Two people with experience in hospice service started a small hospice company in Southern Utah. One of the first skills they taught all of their new employees was how to map out the processes they followed in their job. They mapped out each process in a flow chart. An admin person catalogued the processes and set a supervisor on each so the creator or the new person in the job would be required to update the process map periodically.
Why?
First, as each person reviewed the updated process with their supervisor, they could be recognized for their creativity and contribution when they found better ways to accomplish each task. Improvements to the processes happen more often than not as people’s creativity is unleashed to find better ways.
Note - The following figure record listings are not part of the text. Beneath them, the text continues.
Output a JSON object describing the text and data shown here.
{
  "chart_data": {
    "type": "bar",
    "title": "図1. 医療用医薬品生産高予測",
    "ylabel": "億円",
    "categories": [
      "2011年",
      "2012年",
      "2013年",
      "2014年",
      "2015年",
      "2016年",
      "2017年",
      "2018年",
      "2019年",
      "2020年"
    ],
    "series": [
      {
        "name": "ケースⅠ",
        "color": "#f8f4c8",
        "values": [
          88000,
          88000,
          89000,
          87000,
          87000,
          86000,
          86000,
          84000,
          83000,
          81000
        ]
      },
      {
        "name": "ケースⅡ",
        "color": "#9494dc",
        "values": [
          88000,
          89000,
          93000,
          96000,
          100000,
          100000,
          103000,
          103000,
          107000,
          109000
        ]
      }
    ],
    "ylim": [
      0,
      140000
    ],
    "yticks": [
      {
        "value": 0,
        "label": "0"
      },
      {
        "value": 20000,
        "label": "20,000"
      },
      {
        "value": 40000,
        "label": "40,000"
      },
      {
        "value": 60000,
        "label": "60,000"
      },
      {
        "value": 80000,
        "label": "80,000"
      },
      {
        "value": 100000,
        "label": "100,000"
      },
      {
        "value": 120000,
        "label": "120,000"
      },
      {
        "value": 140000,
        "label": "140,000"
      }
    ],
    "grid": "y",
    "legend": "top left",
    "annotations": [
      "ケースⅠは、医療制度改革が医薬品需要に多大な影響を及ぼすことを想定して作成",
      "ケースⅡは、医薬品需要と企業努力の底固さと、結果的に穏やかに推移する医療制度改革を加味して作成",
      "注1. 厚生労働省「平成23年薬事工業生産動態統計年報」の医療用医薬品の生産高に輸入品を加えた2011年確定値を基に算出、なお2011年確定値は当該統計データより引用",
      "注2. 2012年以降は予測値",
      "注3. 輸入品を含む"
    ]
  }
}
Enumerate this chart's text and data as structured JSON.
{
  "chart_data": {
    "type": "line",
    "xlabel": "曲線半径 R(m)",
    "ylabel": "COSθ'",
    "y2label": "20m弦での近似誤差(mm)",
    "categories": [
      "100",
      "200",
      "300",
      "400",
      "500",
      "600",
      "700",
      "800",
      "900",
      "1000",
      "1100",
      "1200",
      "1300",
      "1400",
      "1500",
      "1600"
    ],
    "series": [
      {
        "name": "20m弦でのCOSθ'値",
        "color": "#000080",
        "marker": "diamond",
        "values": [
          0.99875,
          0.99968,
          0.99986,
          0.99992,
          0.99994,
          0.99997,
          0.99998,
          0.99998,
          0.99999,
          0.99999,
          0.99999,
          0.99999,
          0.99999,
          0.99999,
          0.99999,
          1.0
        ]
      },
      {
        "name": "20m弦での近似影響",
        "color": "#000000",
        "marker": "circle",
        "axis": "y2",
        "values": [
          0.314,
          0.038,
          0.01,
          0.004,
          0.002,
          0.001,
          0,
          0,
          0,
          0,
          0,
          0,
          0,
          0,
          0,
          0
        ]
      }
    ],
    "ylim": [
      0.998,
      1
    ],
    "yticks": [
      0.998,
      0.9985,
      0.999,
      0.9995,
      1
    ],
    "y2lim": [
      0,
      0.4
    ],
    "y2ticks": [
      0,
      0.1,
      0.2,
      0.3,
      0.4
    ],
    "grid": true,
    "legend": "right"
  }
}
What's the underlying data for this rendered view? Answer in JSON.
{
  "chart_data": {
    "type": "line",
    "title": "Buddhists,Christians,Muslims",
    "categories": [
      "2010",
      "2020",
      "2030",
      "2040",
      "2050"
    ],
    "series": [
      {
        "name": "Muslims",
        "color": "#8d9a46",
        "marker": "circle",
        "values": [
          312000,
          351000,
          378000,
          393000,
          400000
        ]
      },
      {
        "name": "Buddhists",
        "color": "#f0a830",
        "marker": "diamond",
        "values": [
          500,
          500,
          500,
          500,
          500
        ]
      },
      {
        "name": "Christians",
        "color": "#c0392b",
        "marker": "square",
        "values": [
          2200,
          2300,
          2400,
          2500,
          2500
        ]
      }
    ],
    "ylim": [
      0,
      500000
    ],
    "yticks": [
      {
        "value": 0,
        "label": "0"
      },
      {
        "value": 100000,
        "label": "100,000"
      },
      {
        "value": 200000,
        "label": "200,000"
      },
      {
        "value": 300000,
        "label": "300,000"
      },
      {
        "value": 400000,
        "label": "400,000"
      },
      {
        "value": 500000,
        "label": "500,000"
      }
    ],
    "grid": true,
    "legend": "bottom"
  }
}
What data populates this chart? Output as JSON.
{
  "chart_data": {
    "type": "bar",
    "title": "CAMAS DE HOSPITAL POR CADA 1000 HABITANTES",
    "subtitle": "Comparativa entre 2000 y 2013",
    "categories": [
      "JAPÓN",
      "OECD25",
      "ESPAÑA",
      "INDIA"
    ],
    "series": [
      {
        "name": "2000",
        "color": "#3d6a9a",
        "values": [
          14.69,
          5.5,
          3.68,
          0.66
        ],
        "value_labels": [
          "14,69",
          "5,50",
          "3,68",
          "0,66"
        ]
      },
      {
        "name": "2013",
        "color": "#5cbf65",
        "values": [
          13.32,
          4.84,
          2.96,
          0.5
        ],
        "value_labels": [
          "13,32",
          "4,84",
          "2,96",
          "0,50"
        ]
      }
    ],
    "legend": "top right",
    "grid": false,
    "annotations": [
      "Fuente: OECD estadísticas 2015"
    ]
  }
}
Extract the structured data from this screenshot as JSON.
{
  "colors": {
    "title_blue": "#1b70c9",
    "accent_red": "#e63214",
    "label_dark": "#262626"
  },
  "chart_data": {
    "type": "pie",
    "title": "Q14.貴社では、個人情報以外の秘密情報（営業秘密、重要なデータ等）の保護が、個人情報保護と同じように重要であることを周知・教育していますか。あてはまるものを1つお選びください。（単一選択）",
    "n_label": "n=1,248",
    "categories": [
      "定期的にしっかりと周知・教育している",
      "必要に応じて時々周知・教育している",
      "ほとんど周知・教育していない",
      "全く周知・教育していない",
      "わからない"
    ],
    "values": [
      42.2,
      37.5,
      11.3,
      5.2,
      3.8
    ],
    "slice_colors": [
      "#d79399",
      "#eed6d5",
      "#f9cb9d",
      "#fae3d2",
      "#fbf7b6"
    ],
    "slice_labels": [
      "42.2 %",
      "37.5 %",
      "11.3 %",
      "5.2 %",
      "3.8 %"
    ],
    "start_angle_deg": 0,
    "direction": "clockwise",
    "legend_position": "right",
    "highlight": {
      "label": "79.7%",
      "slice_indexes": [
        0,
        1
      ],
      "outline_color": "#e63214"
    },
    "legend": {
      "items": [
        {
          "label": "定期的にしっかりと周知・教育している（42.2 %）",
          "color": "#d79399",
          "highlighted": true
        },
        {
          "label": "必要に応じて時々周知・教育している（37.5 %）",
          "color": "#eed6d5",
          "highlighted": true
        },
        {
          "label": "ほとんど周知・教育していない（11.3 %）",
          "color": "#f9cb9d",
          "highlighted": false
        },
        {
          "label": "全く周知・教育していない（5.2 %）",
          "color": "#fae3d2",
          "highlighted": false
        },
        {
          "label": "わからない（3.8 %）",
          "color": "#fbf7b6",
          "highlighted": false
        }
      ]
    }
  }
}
Second, when that person doesn’t show up for work one day due to retiring, changing jobs, departing planet Earth, right-sizing, or whatever reason, their processes for accomplishing their tasks are available as a job aid for the replacement. And the cycle continues.
Why teach each person to map processes?
If mapping processes seems like a task that should reside in HR or in Quality, think again. A department in one large petroleum company in the Middle East caught onto this idea and dedicated a team of 6 Quality professionals to map out the task for the more than 10,000 engineers with over 200 specialties in their department. That is great job security for the 6 people, but not realistic to get thousands of tasks mapped, cataloged, and regularly updated.
If many people perform the same tasks, perhaps only one needs to be responsible to map and update the process, but everyone should have the ability to participate in the process in order to capture and recognize the innovations that might otherwise be ignored.
It needs to be a system that is part of the culture.
Mapping, cataloging, reviewing, revising, approving all need to be processed in the system of capturing the corporate knowledge that otherwise resides only in people’s mobile minds. That gives you the chance to either sleep at night or to find another cause for your insomnia.
About the Author
Rex Conner is the author of What if Common Sense Was Common Practice in Business? The lead partner and owner of Mager Consortium, he applies the uniquely effective processes of Dr. Robert Mager to the entire spectrum of human performance in the workplace.